Why Chinese Visitor Numbers to Chiang Rai Are Falling
These issues overlap, with safety fears and tighter budgets leading the list. The Tourism Authority of Thailand and sector analysts describe a stack of setbacks, amplified by negative coverage on Chinese platforms.
| Reason | What is happening | Impact on Chiang Rai |
|---|---|---|
| Safety concerns and headline incidents | Fear spiked after the January 2025 kidnapping of Chinese actor Wang Xing in Bangkok, which spread widely on Chinese social media. Reports of scams, trafficking, and a March 2025 quake in Bangkok, with tremors felt in the north, added to the anxiety. Many Chinese travellers rely on domestic news and now view Thailand as unsafe, prompting more than 10,000 cancellations. Stories about grey businesses and isolated crimes have deepened mistrust. | Cancellations surged, including 4,572 hotel rooms in early 2025. Routes from second-tier Chinese cities into the north were disrupted. The province’s closeness to Myanmar feeds concern about regional unrest. |
| China’s soft economy and focus on domestic travel | A weaker economy has cut outbound travel budgets. State-backed projects are boosting domestic trips, pulling demand away from overseas holidays. Projections cap Chinese arrivals to Thailand below 8 million in 2025, with some days seeing only 5,000 to 7,000 entries. | Budget group tours to northern secondary cities have slumped. Independent travellers are picking higher-priced, high-value stays in other Thai destinations. |
| Stronger competition in the region | Japan’s weak yen and Vietnam’s rising appeal have drawn large Chinese flows, with Japan topping 3.1 million Chinese arrivals and Vietnam gaining pace on price, safety, and novelty. In May 2025, Malaysia overtook China as Thailand’s top source market. | Chiang Rai’s culture and nature offer parallels to Vietnam, which often comes with lower costs and shorter flights. Fewer charter services to Chiang Rai airport, including from Chongqing, have made access harder. |
| Changing travel habits and views | After the pandemic, more Chinese tourists prefer independent, experience-led trips over mass tours. Some see Thailand as tired after years of heavy visitor traffic. Negative posts on sites like Weibo amplify stories about crowd fatigue and safety concerns. | Chiang Rai, once a fixture in classic group itineraries, now attracts fewer younger first-time travellers who react strongly to safety news. TAT reports a 19% fall in Thailand searches on Chinese platforms in Q1 2025. |
| Operational and logistical hurdles | Flight capacity on China–Thailand routes has recovered to only about half of pre-pandemic levels, which keeps fares high and demand low. A stronger baht raises costs further. | Northern routes are losing priority. Airlines such as Thai Lion Air have cut charters. Floods in Mae Sai in May 2025 closed bridges for a time and discouraged border trips. |
Wider Effects and Efforts to Recover
The slump has wiped more than 14 billion US dollars in market value from Airports of Thailand and has strained Chiang Rai’s hospitality sector, where Chinese visitors once delivered 20% to 30% of tourism income.

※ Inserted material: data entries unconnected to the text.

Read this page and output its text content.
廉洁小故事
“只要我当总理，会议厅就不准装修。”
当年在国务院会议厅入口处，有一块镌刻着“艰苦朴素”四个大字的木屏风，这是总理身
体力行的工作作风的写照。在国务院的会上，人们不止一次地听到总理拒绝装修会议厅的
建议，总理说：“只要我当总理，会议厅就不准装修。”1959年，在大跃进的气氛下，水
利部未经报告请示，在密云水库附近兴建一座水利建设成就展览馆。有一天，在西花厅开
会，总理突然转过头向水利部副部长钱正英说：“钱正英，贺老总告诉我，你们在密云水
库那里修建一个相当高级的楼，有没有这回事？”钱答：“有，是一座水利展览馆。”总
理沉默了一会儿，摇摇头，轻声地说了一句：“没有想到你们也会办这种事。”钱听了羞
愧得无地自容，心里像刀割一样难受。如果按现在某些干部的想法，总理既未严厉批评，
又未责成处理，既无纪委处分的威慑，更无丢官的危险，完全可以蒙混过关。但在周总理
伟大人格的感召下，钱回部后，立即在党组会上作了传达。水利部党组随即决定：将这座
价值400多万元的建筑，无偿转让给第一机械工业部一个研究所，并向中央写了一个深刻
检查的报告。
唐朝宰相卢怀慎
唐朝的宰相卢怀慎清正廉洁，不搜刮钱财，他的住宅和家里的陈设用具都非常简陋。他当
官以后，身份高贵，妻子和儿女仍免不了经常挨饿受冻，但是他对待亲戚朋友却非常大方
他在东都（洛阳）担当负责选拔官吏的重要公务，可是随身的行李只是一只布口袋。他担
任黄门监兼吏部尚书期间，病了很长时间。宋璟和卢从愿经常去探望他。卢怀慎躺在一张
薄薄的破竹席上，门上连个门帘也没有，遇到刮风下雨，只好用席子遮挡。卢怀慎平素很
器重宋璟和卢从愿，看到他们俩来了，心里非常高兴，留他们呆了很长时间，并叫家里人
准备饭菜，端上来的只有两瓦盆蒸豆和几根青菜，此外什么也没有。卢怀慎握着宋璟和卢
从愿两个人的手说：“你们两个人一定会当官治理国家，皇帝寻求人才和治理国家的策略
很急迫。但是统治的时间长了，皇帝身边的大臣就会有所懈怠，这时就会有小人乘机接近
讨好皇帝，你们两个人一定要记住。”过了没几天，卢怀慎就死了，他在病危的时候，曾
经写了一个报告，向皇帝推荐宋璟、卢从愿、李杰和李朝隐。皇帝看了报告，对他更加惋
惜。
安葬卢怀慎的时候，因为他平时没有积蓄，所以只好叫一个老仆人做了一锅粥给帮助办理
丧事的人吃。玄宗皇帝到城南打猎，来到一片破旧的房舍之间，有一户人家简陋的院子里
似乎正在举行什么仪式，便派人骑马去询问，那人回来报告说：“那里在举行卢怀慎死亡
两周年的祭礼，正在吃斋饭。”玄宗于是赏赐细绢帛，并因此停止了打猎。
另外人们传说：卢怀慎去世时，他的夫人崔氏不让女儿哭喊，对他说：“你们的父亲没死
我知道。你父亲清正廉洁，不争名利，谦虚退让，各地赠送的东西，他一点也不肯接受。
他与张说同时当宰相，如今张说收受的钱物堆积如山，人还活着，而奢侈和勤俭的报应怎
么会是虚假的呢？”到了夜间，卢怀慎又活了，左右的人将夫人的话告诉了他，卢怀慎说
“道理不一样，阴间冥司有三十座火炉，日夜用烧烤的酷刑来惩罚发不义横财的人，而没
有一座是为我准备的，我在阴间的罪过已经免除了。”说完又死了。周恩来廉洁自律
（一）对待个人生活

TAT is now chasing higher-spending markets in Europe, India, and the Middle East, while rolling out government-to-government outreach. This includes Mandarin safety messages by Prime Minister Paetongtarn Shinawatra and roadshows in cities such as Chongqing.
Campaigns for Chiang Rai highlight safe, premium experiences, yet many analysts warn that a full rebound will take time without a shift in perceptions.
If current patterns hold, Chiang Rai could return to roughly 2019 activity by 2026. A comeback to pre-2025 Chinese volumes looks unlikely unless China and Thailand act together on safety, air links, and marketing.